Katrina Five Years Later: New Orleans Is a State of Mind
It’s very hard for me to separate my own experiences in the aftermath of Katrina from the flood of other impressions I’ve wallowed in since 2005.
I’ve watched HBO’s “Treme” and Spike Lee’s “If God is Willing and Da Creek Don’t Rise,” and I’ve seen and read dozens of news stories about the hurricane and the city. I’ve been in New Orleans a couple of times for the oil mess, and I’ve talked to all sorts of residents about the double whammy the area suffered and the fear of more trouble ahead. There’s always a hurricane on the horizon. What’s interesting is how often a scene in one program will remind me of something I personally experienced.
There was a picture of a wrecked boat on-air recently — I think it was Spike Lee’s documentary — and immediately I thought about Slidell, La., where I went a week after Katrina. The harbor was devastated. Boats were damaged and strewn about; they blocked the waterways and were coated with goo. We tried to take a boat ride through the mess to explore the devastation, but there was so much debris in the water our propellers became fouled. We never made it out of the harbor.
The folks we met were trying to help one another. That was obvious from the conversations I overheard. People came to help us move our boat. They gave us water, and they talked about how long the mess would affect fishing, which was their livelihood.

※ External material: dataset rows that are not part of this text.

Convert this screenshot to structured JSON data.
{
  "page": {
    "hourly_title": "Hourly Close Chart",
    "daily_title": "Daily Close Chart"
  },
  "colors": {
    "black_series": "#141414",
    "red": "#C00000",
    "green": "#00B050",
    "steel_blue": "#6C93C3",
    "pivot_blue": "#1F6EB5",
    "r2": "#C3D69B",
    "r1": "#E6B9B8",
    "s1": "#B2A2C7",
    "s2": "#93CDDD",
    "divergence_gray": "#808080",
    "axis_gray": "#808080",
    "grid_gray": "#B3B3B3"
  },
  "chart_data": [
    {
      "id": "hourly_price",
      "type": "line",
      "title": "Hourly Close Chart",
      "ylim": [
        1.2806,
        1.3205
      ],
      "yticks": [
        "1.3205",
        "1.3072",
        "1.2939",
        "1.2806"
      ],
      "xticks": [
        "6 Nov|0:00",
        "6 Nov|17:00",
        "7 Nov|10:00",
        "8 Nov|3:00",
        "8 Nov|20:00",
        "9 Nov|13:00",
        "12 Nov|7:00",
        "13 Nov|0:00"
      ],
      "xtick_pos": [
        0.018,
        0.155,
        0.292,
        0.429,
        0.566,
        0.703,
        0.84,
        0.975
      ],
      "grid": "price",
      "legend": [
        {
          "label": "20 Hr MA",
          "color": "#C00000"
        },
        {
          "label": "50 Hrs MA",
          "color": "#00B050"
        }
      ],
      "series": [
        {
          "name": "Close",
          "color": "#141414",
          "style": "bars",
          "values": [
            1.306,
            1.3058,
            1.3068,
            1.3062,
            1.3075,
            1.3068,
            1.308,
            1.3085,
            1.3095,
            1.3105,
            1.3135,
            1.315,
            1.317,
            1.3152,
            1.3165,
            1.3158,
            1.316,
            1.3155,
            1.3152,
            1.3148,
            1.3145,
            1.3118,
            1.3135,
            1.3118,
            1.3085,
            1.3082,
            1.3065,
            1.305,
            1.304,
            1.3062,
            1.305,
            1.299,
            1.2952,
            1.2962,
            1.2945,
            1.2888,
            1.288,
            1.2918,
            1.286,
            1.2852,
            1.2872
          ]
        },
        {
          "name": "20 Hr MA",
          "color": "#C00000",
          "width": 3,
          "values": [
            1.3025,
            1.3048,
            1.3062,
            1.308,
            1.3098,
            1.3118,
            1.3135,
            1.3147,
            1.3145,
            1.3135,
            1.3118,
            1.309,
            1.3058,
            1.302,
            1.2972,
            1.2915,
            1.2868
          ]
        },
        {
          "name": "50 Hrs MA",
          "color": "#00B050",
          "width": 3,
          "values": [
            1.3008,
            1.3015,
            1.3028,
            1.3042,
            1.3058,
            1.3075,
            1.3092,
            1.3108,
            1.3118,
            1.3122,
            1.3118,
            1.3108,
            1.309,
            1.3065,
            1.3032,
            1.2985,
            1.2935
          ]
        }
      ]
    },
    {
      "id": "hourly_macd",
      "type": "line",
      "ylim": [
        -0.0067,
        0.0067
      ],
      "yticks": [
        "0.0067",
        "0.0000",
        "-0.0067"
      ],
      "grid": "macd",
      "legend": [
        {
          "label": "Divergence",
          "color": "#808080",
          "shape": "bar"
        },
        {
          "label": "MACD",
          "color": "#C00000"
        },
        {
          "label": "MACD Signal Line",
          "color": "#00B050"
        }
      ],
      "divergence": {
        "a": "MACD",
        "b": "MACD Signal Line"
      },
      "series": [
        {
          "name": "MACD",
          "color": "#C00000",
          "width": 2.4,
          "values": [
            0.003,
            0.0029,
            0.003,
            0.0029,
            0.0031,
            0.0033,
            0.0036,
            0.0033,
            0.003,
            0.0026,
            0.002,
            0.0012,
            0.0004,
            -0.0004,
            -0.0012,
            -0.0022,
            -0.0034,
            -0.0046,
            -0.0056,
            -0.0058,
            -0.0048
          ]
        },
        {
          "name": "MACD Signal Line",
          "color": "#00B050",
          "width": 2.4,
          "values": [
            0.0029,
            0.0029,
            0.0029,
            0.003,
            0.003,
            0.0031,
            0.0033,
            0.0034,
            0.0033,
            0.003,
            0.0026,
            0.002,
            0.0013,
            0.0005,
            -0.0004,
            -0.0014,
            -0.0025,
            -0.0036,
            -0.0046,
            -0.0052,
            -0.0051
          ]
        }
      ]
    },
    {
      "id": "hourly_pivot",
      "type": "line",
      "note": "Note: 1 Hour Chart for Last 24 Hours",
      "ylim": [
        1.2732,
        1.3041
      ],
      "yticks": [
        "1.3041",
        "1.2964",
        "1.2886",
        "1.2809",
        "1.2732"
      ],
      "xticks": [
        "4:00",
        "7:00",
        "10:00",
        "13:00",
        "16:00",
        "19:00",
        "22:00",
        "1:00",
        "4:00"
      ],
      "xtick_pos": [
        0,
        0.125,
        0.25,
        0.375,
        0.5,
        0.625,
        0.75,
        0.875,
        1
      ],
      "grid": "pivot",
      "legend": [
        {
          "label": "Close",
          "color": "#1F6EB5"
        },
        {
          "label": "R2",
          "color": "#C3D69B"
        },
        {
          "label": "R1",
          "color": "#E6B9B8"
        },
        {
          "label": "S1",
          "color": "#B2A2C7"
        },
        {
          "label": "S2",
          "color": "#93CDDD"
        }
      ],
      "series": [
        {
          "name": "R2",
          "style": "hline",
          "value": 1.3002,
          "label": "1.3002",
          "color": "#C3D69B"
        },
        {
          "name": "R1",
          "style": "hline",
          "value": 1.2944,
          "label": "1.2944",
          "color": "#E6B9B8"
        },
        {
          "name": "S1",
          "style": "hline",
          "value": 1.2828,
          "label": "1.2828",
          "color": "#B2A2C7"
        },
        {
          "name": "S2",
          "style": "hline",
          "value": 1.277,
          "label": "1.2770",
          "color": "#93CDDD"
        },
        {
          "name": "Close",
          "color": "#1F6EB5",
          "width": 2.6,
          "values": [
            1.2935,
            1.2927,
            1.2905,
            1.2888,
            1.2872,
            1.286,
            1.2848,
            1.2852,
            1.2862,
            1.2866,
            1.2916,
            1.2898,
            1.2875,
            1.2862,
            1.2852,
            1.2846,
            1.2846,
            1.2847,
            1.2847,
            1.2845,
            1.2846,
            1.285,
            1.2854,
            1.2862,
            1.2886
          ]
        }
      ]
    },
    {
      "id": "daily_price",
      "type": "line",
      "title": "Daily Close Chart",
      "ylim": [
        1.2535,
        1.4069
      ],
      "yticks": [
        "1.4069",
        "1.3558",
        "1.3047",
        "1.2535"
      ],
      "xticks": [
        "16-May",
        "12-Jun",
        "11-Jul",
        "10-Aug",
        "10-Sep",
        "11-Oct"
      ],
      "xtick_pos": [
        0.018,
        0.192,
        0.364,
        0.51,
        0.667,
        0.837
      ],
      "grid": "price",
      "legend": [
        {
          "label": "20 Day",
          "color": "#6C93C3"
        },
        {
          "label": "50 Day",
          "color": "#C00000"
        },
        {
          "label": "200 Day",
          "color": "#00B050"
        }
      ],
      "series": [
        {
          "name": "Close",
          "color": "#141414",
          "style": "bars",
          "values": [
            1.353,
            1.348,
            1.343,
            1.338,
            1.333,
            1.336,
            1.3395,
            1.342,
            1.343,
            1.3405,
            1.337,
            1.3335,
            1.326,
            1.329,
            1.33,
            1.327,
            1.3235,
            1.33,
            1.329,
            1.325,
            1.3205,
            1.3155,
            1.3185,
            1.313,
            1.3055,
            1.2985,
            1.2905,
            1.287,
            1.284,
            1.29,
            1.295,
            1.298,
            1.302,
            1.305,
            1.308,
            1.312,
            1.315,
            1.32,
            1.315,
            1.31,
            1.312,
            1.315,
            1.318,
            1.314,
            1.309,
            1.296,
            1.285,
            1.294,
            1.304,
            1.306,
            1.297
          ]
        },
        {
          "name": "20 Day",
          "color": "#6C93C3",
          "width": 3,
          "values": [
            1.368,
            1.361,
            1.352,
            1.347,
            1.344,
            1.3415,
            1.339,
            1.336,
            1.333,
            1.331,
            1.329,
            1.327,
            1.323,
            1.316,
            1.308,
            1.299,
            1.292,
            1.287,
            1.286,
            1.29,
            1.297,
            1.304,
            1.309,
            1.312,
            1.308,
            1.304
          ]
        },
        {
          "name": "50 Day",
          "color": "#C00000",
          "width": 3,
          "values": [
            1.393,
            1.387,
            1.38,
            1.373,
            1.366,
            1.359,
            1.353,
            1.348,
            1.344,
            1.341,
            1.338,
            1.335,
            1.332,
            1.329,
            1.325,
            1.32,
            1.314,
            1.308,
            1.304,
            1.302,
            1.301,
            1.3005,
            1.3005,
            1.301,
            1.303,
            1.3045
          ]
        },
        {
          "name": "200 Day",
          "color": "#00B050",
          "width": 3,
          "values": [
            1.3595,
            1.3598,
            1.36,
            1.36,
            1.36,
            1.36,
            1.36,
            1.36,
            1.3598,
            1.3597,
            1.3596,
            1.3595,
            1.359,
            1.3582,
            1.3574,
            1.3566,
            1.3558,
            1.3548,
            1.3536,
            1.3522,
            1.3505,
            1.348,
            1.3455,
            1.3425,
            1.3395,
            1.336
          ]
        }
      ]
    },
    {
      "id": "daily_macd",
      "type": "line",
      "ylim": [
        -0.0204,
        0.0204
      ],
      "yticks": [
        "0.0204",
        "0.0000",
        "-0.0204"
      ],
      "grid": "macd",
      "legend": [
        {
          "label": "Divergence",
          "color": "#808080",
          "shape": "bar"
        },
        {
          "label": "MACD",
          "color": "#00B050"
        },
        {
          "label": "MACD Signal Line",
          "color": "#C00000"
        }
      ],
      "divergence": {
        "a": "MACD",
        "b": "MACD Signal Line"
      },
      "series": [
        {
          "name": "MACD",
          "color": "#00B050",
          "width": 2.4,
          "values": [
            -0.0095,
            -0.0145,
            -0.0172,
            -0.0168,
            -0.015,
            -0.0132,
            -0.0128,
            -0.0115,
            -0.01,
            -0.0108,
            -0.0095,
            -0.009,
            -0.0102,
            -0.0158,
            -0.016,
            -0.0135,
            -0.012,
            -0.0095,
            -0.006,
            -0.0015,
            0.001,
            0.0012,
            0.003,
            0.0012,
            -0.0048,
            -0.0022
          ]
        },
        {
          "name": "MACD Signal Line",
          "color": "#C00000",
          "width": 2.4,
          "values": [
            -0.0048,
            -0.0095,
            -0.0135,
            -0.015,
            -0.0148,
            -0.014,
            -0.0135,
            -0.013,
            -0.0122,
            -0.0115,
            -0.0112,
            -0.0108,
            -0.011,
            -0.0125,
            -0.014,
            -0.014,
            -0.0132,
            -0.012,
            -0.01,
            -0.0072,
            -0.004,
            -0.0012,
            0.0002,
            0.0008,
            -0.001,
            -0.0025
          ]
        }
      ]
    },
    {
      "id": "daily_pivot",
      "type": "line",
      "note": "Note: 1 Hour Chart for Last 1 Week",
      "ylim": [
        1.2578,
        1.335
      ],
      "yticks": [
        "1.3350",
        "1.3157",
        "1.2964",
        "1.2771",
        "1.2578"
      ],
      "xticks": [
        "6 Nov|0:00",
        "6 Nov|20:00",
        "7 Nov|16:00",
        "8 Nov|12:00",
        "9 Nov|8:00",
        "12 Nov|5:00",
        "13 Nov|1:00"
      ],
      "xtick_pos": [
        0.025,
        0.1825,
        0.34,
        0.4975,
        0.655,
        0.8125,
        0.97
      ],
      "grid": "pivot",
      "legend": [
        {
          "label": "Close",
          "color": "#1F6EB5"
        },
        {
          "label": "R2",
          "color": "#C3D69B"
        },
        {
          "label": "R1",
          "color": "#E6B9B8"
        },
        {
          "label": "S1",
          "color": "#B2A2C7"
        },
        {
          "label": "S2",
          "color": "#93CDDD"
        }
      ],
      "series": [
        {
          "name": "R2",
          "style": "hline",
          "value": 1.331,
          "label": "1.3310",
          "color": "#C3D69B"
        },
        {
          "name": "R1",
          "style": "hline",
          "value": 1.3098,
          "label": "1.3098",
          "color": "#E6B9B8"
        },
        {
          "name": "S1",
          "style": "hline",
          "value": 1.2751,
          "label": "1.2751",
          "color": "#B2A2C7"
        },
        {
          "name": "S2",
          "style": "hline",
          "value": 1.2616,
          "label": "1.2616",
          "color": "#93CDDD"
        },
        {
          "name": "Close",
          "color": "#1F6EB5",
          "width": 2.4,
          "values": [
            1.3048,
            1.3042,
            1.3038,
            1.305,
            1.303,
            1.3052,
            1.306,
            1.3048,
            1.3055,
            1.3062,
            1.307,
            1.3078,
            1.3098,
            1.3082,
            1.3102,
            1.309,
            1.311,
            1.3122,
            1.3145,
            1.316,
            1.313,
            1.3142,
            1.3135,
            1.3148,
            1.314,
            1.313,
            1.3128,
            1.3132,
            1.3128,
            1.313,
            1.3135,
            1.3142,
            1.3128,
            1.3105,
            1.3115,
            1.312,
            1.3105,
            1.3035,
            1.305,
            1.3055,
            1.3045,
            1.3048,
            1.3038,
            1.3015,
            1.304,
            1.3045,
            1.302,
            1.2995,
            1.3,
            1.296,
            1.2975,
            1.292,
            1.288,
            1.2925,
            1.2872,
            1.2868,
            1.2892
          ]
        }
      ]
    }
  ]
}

Then there are the pictures of the Lower Ninth Ward in New Orleans and video of families — mostly black — returning for the first time to inspect their homes. Each time I see them, I go back to the time I walked through one of those houses, water damage so severe it could never be saved. The owners or renters shook their heads and wondered what they’d do. A week after the storm, activist groups were trying to drum up protests and hoping to rebuild the Ninth Ward, which still is unfinished.
I still have a button I bought that reads “Make Levees, Not War.” Levees are being built — big ones that could save the city in another hurricane.
Perhaps the strongest memory I have — jarred by scenes in dramas and documentaries — is of the Red Cross River Center Shelter in Baton Rouge, La., and a young couple’s home I went to after that. (I didn’t get to the New Orleans Superdome to observe that horrible mess, though I recall it as if I had been there.) But I do remember the hundreds of families camped out on the floor of a huge shelter in a building near the river. They were evacuees from New Orleans who had escaped in strange and dramatic ways, and they were trying to figure out what in the world to do.
My producer Catherine Mulhall (now Wise) followed a couple into the building. They were trying to find medical help. They also wanted to know if their mother could live at the shelter because conditions at their own apartment — near the law school where they had been enrolled — were horrendous. Twenty of their relatives had come to live with them; they were among the nearly 1 million people who were displaced by Katrina. One group had hitchhiked on the back of a truck after their 70-year-old mother was rescued from the floodwaters by climbing through a window and into a boat. At the house, they all couldn’t fit into the living room at once; they played or hung out in the yard, with the temperature nearly 100 degrees. This was not what the law school couple had bargained for. This was a test of their mettle. I wonder what became of that group; I couldn’t find them last time I tried.
Things may have settled down in New Orleans: The tourists are back, Bourbon Street is as loud and brassy as it used to be and about 80 percent of the population has returned to the city. The music is playing once again. And so are the memories of hard times in the Crescent City.